Unmonetized human cultures? Extinction? Remember Ebert’s words;
“…Brazil is given as an example. Enormous loans are given to the nation, which cannot meet the payments, and is then encouraged to liquefy its own natural assets — the rainforests…”
When the rainforests can no longer be monetized (consumed or structured to produce financial benefit), they become extinct, an unmonetized culture not fit for the modern world;
“…When the assets are gone, the wealth will have been taken out in the same process…”
In contrast, monetized human cultures believe, in Ebert’s words, “ …All of this is justified by “progress.”
In other words, monetized cultures rest on the uneasy assertion that permissible rhythmic destruction produces comfort and progress.
Am I too harsh? Or does something unseen transform consumption, progress and financial benefit into ugly line items? Can monetized cultures be so addicted to debt or is debt somehow built into the very marrow of the system?
Quickly, to monetize means to ascribe or attach monetary value to something (tangible like a product, intangible like behavior). In today’s world, monetization equals the value of legal tender/Federal Reserve Notes and other Central Bank issued currencies (euro, kroner, krona, peso, ruble, yuan, etc.). Because legal tender is lent into circulation, compound interest accompanies each individual unit of tender.
Tangible/Product: Estimated cost of a full-cart of groceries at a national chain (Safeway/Kroger) measured as $400 – $500 (Federal Reserve Notes).
Intangible/Behavior: Estimated savings on a full cart of groceries at a national chain (Safeway/Kroger/400 – $500, Federal Reserve Notes) if using in-house company preferred customer card, measured at 10% -15%/$40 -$60, Federal Reserve Notes.
Food – good, Savings – good! To the masses, repetitive usage produces comfort (cessation of hunger) and benefit (savings).
However hidden in Federal Reserve Notes is compound interest, an unwelcome partner in every transaction. The more we (as a nation) spend, the more interest we accumulate, the more debt we build, the more wealth we transfer to the private owners of the currency system;
“…All but a very few of us are in debt.

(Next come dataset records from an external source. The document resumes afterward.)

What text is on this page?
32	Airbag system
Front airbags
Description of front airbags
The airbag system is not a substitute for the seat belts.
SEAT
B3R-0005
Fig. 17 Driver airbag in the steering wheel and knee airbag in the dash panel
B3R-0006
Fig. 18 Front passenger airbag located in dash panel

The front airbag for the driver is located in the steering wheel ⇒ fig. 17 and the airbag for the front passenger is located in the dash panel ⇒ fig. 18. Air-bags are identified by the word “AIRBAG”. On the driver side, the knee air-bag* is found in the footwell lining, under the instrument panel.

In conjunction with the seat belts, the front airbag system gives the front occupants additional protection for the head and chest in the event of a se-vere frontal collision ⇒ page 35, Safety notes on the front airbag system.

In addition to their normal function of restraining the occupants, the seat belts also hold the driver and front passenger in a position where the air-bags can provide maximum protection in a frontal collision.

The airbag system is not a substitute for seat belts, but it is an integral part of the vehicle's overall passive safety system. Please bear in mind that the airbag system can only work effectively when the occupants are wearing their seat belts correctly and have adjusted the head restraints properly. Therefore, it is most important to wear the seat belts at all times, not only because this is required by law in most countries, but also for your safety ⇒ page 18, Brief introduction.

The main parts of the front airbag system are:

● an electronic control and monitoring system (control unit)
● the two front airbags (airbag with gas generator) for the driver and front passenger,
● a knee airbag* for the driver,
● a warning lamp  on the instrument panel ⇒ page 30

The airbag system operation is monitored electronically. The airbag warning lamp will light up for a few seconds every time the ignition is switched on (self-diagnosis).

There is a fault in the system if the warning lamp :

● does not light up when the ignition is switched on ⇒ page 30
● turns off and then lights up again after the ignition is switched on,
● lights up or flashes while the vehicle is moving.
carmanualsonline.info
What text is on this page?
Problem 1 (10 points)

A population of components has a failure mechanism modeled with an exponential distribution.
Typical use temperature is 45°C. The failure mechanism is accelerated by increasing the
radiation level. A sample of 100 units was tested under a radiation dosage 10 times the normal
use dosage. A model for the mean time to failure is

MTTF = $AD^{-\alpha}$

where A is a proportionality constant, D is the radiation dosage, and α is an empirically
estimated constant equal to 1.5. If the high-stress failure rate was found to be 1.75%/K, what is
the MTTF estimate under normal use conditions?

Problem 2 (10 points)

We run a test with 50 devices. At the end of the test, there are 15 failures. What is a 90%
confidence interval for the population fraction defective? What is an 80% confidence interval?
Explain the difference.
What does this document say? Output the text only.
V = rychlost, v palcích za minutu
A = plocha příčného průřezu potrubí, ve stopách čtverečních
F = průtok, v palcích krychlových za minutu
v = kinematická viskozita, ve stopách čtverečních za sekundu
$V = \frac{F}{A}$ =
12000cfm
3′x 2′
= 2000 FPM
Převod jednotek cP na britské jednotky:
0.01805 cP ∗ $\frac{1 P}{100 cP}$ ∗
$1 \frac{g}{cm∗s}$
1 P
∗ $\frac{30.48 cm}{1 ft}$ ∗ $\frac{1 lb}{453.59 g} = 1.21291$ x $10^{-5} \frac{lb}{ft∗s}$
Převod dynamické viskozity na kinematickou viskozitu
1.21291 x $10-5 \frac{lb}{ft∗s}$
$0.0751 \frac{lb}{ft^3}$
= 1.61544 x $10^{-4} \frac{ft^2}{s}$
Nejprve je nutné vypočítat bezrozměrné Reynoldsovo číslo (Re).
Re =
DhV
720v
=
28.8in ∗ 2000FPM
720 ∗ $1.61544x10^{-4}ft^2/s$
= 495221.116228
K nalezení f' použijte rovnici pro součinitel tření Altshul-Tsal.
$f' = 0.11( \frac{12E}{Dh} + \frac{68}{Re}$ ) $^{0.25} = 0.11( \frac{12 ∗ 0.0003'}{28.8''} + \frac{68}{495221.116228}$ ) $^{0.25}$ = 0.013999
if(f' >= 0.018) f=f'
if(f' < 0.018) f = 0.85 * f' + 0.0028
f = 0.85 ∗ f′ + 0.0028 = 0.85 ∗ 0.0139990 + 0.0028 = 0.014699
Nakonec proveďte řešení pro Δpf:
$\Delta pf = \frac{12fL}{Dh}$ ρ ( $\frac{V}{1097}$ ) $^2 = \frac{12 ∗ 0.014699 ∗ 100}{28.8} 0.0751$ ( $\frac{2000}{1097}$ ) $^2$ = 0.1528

We exist as entities that borrow money and spend the rest of our lives making interest payments on a debt tally that never seems to budge. Whatever wealth we have, in labor, property or cash, is suctioned to the top…”
It’s not that we borrow. It’s that we are forced to pay (legal tender) with currencies that originate through borrowing (initiated by loosely-named federal governments) from private individuals who collect compound interest in every monetary transaction.
And why do we participate? Aside from forced compliance (legal tender), we seemingly experience benefit (savings through smart usage/discount cards/frequency of usage/traveler’s miles, etc.)
In tracing the machinations of debt-based/compound interest-bearing private currency disguised as the basis of sovereign national economies, we often discover guideposts that provide inside-looks at the thinking of the originators;
“The few who understand the system, will either be so interested from its profits or so dependent on its favors, that there will be no opposition from that class.” — Rothschild Brothers of London, 1863
Strother Martin and then Paul Newman tell us in Cool Hand Luke that, “What we’ve got here is a failure to communicate.” At first glance, the Rothschild quote would seem to point towards the class Ebert describes;
“…That is the basic fact being referred to by the current term “the 1 percenters,” and why we are “99 percenters.” We exist to have our wealth moved up the economic chain out of our reach…”
Not so, I say. That is every bit a miscommunication, akin to script mouthed by Martin and Newman.
We see no opposition when we “save” through behavior. Who amongst us turns our backs on savings? In reality, the class that Rothschild refers to is the entirety of the “monetized culture”. Through debt-based currency, the “monetized culture” obliterates the “unmonitized”.
When push comes to shove, “monetized culture” opposes “unmonitized culture”, the shamans, the naturals, the indigenous at every turn and insidiously, often in the guise of benefactors.
And will continue to do so until there is no place for “unmonitized culture” in a modern world. The patterns and rhythms (debt-based, compound interest bearing private currency systems), upon which the monetized world rests, demand no less, incessantly in every monetary transaction. Resulting comforts and beauty exterminate real human culture.